The Fruit of Cowardice

What has been the fruit of fifty years of this silence? It is now unmistakable.

  • In the past two years, two transgender-identifying shooters targeted Christian schools, murdering children.
  • Antifa marches openly with trans activists, their banners pairing bloodied threats with slogans like “Trans rights or else.”
  • In Washington, a string of high-level government employees who identified as transgender have resigned in disgrace, undone by corruption, misconduct, or instability.
  • Rampant transgender mass delusions have led to unnecessary and often regretted permanent bodily transformations — mutilations sold as “affirmation” that leave scars no surgery can erase.
  • Skyrocketing mental health crises persist even after “transition,” with rates of depression, anxiety, and suicidal ideation remaining far higher than in the general population, despite the promises of activists and clinicians.

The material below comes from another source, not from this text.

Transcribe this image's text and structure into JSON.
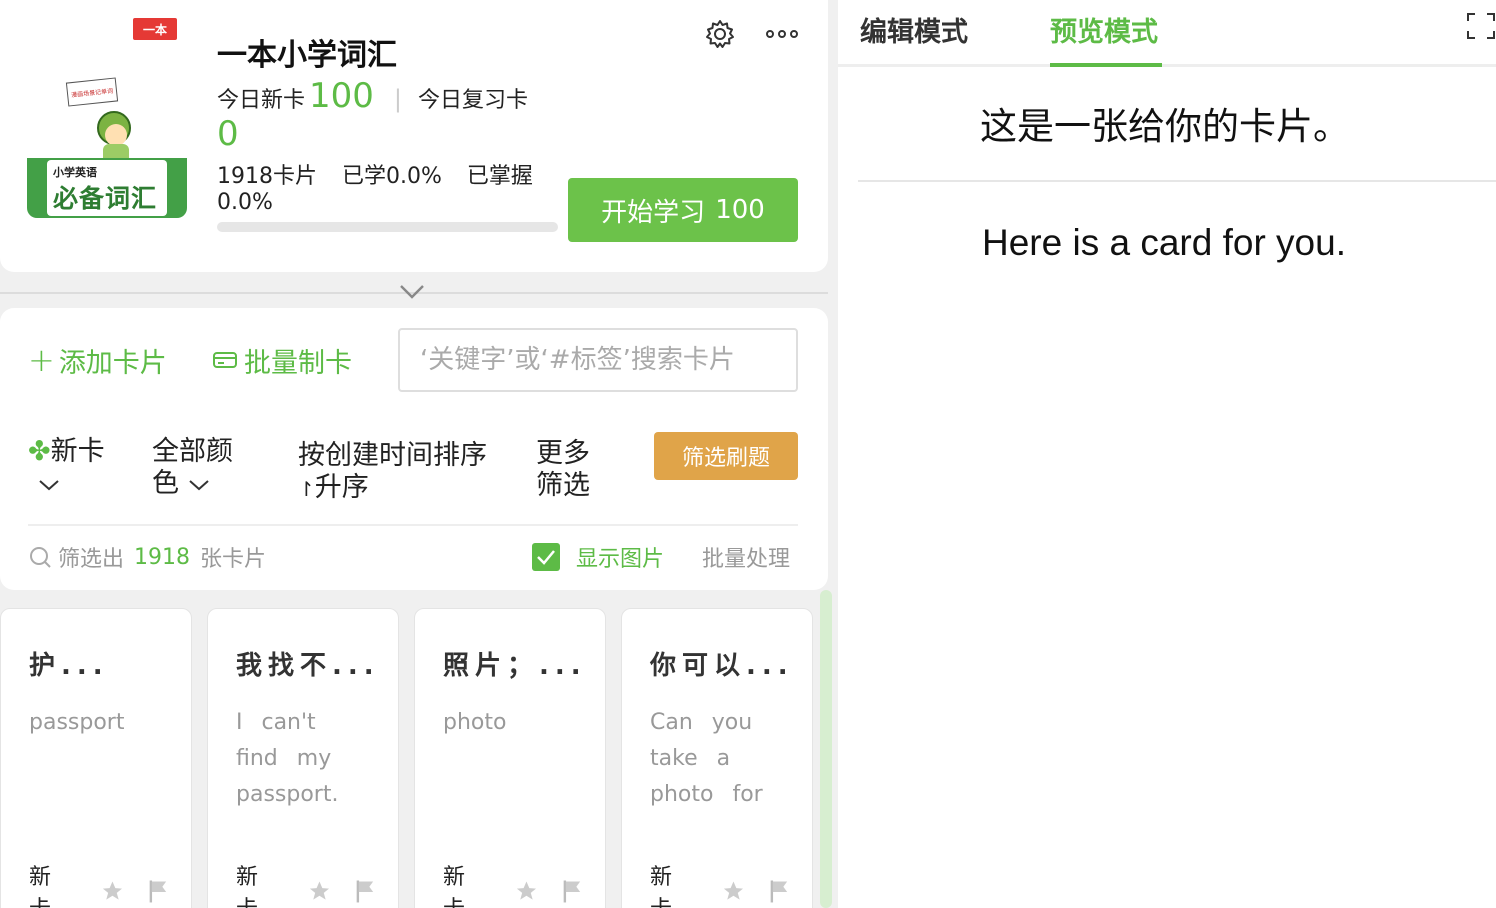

This is not stability. It is not health. It is not truth. It is the inevitable result of a system that refused to ask hard questions and instead chose to indulge fantasies.

The Way Back

It is not enough to lament what’s been lost. We must demand courage from researchers, teachers, and publishers. But we must also pay closer attention to what we fund. For decades, our money has been funneled into leftist questions, ideological fads, and academic frivolity, while the most basic questions about family, sex roles, and survival have gone unasked.





If we want truth, we have to finance truth-seeking. That means defunding frivolous or harmful research in order to support research that cuts against the grain, and it means deliberately asking the opposite of what we believe, just to test the answers. Only then can we restore logic, rigor, and honesty to the disciplines that abandoned them.

We’ve buried fifty years of truth. Now we’re burying children. Unless we rediscover courage, the graves will keep multiplying.